Esas No: 2016/18240
Karar No: 2021/2731
Karar Tarihi: 20.05.2021
Danıştay 4. Daire 2016/18240 Esas 2021/2731 Karar Sayılı İlamı
T.C.
D A N I Ş T A Y
DÖRDÜNCÜ DAİRE
Esas No : 2016/18240
Karar No : 2021/2731
TEMYİZ EDEN (DAVALI) : … Vergi Dairesi Başkanlığı
(… Vergi Dairesi Müdürlüğü)
VEKİLİ : Av. …
KARŞI TARAF (DAVACI) : … İnşaat Madencilik Sanayi ve Ticaret Limited Şirketi
VEKİLİ : Av. …
İSTEMİN KONUSU : ... Vergi Mahkemesinin … tarih ve E:…., K:… sayılı kararının temyizen incelenerek bozulması istenilmektedir.
YARGILAMA SÜRECİ :
Dava konusu istem: Davacı adına, vergi inceleme raporuna istinaden sahte fatura kullandığından bahisle 2011/3,5,6,8,9,10 dönemleri için re'sen tarh edilen katma değer vergileri ve tekerrür hükümleri uygulanarak kesilen vergi ziyaı cezalarının kaldırılması istenilmiştir.
İlk Derece Mahkemesi kararının özeti: Vergi Mahkemesince verilen kararda; davacıya fatura düzenleyen Sincan Vergi Dairesi mükellefi … Metal Madencilik İnşaat Nakliyat Taahhüt İthalat İhracat Ticaret ve Sanayi Limited Şirketi hakkında tanzim edilen vergi tekniği raporunda yer alan tespitlerin, anılan mükellef tarafından düzenlenen faturaların sahte olduğunu kanıtlamaya yeterli olmadığı anlaşıldığından, söz konusu faturalar nedeniyle yapılan cezalı tarhiyatta hukuka uyarlık bulunmadığı sonucuna varılmıştır. Belirtilen gerekçelerle davanın kabulüne karar verilmiştir.
TEMYİZ EDENİN İDDİALARI : Sahte faturalar içeriği katma değer vergilerini indirim konusu yaptığı hususu, hakkında düzenlenen vergi inceleme raporu ile somut olarak tespit edilen davacı adına re'sen tarh edilen vergi ve kesilen cezaların hukuka uygun olduğu, temyize konu kararın bozulması gerektiği ileri sürülmektedir.

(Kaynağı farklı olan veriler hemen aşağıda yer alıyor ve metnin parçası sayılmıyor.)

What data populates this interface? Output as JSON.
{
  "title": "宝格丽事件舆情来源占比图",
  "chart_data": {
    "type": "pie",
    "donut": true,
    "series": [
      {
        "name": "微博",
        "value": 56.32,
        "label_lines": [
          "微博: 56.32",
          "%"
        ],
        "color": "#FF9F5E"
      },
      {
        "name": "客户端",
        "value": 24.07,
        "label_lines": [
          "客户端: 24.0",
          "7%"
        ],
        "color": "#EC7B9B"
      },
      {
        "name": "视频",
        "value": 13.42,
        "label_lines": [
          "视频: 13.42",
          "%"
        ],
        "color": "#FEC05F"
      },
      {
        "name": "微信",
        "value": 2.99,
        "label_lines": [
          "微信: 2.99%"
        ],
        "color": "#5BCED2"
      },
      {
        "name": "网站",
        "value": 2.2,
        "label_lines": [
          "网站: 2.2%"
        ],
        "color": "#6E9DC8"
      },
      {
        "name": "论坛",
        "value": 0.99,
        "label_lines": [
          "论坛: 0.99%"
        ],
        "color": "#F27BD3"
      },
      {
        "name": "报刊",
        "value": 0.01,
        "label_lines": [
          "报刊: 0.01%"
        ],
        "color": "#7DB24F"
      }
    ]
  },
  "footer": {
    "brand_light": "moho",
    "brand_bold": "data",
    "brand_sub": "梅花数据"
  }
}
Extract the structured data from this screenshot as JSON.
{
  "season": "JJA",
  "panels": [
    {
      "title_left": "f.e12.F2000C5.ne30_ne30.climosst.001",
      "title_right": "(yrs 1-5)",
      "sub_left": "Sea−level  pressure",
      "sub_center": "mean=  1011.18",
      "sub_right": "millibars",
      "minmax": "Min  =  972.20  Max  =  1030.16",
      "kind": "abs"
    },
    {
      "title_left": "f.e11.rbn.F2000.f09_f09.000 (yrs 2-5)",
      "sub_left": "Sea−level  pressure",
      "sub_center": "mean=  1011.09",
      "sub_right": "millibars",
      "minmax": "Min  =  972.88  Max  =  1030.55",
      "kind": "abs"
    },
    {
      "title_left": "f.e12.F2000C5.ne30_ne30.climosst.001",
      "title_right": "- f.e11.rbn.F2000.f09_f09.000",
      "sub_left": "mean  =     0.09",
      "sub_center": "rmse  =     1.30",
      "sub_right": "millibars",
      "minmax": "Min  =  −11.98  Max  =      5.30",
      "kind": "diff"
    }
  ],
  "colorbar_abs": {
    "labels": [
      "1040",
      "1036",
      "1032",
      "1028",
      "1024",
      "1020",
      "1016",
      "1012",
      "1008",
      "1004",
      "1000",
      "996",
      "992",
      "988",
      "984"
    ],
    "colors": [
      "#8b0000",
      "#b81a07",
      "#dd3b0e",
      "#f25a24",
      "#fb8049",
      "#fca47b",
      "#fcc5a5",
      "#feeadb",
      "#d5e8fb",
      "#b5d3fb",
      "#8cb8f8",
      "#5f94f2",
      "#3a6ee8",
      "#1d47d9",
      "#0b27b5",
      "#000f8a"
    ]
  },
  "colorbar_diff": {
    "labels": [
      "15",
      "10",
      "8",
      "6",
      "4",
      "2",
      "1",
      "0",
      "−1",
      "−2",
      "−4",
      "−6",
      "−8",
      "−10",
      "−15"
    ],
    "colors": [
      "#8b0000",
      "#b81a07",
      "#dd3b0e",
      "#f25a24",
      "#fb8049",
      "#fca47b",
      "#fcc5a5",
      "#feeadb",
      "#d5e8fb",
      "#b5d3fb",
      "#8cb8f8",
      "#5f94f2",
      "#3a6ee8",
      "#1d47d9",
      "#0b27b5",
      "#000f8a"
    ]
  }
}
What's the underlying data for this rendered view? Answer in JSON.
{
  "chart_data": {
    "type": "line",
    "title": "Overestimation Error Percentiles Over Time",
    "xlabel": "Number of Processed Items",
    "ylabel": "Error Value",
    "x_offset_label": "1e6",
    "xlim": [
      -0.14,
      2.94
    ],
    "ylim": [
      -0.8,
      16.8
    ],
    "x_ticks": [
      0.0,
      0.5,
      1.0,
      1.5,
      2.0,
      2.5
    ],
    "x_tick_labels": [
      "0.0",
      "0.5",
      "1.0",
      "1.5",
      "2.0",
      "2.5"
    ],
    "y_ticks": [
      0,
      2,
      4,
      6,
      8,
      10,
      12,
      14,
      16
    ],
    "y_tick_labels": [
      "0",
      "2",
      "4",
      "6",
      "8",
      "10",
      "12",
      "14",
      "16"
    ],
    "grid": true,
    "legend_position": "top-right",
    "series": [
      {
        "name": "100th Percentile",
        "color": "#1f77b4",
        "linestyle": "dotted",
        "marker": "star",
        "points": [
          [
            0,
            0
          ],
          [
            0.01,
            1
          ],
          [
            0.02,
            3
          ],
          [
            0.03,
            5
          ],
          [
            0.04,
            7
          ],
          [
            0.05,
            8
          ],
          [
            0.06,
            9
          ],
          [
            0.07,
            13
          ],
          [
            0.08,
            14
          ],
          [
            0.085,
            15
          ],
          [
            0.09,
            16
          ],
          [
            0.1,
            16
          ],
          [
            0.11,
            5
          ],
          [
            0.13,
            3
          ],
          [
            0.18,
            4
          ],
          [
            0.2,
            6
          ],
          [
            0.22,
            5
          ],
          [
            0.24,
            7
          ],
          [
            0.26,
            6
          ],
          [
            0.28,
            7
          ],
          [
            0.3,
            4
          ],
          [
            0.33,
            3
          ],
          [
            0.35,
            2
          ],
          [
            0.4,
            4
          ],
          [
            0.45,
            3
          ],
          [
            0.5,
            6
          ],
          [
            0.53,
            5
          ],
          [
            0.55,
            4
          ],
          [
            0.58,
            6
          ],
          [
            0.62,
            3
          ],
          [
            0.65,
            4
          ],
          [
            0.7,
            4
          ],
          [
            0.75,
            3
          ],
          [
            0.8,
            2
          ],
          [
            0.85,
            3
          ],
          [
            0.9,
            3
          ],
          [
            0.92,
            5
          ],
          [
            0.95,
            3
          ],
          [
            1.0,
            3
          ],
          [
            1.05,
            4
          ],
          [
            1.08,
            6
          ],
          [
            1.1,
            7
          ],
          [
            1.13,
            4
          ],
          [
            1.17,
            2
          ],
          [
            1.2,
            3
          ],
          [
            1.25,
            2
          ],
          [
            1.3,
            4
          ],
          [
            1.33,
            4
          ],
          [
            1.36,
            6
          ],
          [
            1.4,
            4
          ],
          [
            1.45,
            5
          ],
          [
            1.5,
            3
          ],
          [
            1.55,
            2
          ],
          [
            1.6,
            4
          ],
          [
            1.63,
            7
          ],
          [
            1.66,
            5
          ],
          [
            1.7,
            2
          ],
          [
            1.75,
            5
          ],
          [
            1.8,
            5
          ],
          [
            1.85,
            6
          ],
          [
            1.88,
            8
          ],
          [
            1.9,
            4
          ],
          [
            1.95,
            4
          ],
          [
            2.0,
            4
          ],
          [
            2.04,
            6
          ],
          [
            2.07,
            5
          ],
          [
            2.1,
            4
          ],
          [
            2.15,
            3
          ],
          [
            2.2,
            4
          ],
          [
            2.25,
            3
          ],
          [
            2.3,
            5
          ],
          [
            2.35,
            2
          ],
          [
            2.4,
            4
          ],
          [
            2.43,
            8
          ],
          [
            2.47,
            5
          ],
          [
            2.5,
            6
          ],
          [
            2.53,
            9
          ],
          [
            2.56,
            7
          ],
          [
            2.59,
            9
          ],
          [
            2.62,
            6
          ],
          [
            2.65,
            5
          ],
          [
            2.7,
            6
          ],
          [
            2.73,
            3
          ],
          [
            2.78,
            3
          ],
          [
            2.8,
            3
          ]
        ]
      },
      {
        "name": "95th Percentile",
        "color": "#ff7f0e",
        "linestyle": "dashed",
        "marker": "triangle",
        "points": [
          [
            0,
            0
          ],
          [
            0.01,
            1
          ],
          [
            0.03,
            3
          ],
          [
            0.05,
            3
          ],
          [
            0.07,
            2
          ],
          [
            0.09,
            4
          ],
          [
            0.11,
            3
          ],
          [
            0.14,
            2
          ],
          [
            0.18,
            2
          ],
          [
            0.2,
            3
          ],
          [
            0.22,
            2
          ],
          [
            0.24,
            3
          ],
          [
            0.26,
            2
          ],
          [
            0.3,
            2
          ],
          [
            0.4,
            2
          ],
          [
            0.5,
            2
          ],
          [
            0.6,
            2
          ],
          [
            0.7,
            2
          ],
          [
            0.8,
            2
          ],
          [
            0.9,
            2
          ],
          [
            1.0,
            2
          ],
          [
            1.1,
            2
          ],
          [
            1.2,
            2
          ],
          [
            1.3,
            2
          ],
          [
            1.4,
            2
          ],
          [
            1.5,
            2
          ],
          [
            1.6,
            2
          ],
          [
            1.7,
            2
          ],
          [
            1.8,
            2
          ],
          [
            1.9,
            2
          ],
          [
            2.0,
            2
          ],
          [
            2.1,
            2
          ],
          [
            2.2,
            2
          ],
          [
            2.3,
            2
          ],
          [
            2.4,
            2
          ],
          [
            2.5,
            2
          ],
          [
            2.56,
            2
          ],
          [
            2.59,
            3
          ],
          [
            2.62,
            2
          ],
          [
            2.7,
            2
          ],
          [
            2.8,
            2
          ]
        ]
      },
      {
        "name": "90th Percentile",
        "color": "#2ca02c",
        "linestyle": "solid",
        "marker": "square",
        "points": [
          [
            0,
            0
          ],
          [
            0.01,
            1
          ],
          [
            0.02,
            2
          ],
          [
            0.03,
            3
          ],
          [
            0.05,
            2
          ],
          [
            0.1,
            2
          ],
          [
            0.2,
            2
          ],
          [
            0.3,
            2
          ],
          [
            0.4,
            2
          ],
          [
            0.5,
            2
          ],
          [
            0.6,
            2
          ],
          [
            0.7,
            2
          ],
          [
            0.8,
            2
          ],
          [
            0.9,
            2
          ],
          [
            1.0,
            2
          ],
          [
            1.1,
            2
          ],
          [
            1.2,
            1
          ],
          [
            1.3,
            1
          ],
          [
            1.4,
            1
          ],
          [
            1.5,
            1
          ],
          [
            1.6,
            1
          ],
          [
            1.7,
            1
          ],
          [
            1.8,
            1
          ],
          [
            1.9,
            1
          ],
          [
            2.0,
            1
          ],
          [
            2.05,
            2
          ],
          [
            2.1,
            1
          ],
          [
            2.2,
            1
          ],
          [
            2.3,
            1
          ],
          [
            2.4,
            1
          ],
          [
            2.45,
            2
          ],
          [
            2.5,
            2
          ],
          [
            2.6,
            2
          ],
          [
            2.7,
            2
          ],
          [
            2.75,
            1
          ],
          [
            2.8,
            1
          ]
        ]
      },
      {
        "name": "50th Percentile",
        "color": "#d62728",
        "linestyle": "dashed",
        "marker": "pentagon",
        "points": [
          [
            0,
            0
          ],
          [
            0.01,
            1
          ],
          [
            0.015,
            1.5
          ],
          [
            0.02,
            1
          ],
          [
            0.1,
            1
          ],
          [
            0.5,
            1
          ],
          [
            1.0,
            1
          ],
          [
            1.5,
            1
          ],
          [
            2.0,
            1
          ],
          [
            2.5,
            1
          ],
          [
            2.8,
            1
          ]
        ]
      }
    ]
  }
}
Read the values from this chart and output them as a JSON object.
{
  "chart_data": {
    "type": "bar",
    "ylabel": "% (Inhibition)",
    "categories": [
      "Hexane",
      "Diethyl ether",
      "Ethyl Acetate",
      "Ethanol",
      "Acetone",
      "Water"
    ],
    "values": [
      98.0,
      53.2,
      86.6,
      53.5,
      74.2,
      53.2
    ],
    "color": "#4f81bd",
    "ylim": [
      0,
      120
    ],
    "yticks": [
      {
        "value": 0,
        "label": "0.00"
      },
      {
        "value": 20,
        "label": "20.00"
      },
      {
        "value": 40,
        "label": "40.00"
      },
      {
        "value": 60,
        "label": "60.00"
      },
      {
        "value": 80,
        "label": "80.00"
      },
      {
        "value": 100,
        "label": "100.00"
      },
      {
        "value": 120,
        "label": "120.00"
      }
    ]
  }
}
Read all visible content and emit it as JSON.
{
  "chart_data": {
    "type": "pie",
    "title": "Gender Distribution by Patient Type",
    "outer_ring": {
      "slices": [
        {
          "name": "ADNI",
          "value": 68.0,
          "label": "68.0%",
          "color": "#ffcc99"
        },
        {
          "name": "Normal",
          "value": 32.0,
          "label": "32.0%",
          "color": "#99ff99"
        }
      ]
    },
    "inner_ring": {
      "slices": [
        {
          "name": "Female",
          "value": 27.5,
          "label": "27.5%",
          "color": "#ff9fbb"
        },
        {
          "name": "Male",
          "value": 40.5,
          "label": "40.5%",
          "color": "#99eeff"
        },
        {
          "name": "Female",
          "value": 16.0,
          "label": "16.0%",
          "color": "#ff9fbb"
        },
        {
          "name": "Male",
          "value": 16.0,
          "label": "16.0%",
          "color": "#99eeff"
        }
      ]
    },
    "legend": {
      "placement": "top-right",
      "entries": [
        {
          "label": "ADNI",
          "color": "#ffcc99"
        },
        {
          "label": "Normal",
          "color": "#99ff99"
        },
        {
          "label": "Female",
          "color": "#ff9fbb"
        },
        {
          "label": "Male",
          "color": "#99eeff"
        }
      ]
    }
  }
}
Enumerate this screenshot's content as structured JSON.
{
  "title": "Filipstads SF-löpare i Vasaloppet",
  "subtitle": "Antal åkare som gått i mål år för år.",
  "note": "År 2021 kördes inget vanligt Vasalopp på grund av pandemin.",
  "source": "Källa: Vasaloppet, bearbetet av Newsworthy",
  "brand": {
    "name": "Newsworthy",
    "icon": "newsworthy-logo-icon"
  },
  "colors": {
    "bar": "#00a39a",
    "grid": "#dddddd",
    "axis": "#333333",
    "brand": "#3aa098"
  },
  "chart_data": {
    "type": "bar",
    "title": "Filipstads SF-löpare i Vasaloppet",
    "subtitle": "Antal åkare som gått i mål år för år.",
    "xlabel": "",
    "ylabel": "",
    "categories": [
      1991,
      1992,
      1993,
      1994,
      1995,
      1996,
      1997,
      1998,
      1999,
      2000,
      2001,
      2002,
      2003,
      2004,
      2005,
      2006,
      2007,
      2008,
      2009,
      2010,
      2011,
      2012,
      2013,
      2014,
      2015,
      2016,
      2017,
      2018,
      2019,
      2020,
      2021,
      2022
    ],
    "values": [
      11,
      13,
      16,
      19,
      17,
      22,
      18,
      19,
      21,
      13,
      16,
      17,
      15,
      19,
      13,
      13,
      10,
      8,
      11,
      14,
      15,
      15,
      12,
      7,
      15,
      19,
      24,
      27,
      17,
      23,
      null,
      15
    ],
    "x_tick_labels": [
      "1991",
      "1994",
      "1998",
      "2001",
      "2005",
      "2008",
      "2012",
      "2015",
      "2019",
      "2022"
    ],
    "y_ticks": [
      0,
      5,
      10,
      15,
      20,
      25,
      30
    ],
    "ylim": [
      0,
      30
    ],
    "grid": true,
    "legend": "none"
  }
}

KARŞI TARAFIN SAVUNMASI : Cevap verilmemiştir.
TETKİK HÂKİMİ : …
DÜŞÜNCESİ : Temyiz isteminin kabulü gerektiği düşünülmektedir.
TÜRK MİLLETİ ADINA
Karar veren Danıştay Dördüncü Dairesince, Tetkik Hâkiminin açıklamaları dinlendikten ve dosyadaki belgeler incelendikten sonra gereği görüşüldü:
İNCELEME VE GEREKÇE :
213 sayılı Vergi Usul Kanunu'nun 3/B maddesinde, vergilendirmede vergiyi doğuran olay ve bu olaya ilişkin muamelelerin gerçek mahiyetinin esas olduğu, 134. maddesinin 1. fıkrasında, vergi incelemesinden maksadın, ödenmesi gereken vergilerin doğruluğunu araştırmak, tespit etmek ve sağlamak olduğu kurala bağlanmış, 359. maddesinin (b) bendinde ise gerçek bir muamele veya durum olmadığı halde bunlar varmış gibi düzenlenen belgeler, sahte belge olarak tanımlanmıştır.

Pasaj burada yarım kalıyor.